All through this tournament, Australia has relied on spinners to the exclusion of seam. The options are limited, only Megan Schutt and Ellyse Perry bowl proper medium pace. This was exposed against England, where Sarah Aley would have been invaluable at the death.

Yet that was the only game where the Australians were punished. The other matches, they have got away with that lack of range.

It seems a simple equation - bring Aley in down the order, shift someone out from the middle, and you have a far more versatile playing line-up to handle a range of conditions.

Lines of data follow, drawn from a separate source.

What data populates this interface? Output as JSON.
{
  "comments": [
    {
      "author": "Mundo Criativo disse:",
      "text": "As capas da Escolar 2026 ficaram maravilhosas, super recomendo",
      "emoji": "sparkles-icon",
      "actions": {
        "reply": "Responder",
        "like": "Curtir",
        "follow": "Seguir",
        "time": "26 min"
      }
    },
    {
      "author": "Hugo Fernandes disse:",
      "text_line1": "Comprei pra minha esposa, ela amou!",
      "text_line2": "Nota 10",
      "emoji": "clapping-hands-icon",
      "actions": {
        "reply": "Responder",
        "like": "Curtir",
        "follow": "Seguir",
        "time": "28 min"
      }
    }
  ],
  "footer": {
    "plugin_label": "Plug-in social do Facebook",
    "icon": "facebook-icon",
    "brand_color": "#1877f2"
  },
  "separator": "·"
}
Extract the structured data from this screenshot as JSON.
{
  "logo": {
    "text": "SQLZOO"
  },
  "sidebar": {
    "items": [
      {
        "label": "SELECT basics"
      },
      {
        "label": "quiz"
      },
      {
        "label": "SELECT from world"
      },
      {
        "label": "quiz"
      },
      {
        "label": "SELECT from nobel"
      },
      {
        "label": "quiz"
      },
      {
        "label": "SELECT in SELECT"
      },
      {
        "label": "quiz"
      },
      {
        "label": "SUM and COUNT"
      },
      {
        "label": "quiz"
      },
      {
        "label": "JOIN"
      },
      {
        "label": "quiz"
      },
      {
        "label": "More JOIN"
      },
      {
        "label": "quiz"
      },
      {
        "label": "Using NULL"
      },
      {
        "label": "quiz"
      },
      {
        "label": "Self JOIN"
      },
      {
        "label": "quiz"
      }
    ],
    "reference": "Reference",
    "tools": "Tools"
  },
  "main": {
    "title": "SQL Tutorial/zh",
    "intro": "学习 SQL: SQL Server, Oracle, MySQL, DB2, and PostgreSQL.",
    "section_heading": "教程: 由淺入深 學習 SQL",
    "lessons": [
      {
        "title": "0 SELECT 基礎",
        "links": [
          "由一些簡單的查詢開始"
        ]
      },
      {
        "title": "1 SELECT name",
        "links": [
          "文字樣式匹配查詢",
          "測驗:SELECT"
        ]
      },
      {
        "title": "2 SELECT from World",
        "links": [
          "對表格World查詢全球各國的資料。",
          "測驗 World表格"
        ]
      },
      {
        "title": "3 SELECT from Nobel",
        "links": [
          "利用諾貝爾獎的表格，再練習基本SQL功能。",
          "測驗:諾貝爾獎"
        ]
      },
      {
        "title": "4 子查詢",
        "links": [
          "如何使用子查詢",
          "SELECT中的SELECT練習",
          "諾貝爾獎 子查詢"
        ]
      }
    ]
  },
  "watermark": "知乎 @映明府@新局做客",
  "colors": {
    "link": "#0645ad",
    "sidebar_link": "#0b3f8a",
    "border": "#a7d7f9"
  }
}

But whatever the wisdom, or whatever the conventional approach should be, Australia keeps disregarding it. And it keeps not seeming to matter. Australia is in a semi-final, second only to England, and taking on the Indian team beaten so soundly with the same line-up a few days ago.

This latest win was not that of a well-oiled machine. It involved improvisation, luck, imperfections. But this team does not have to be perfect to be intimidating. Beating another semi-finalist so comfortably while also being so far from perfection - that is intimidating enough in itself.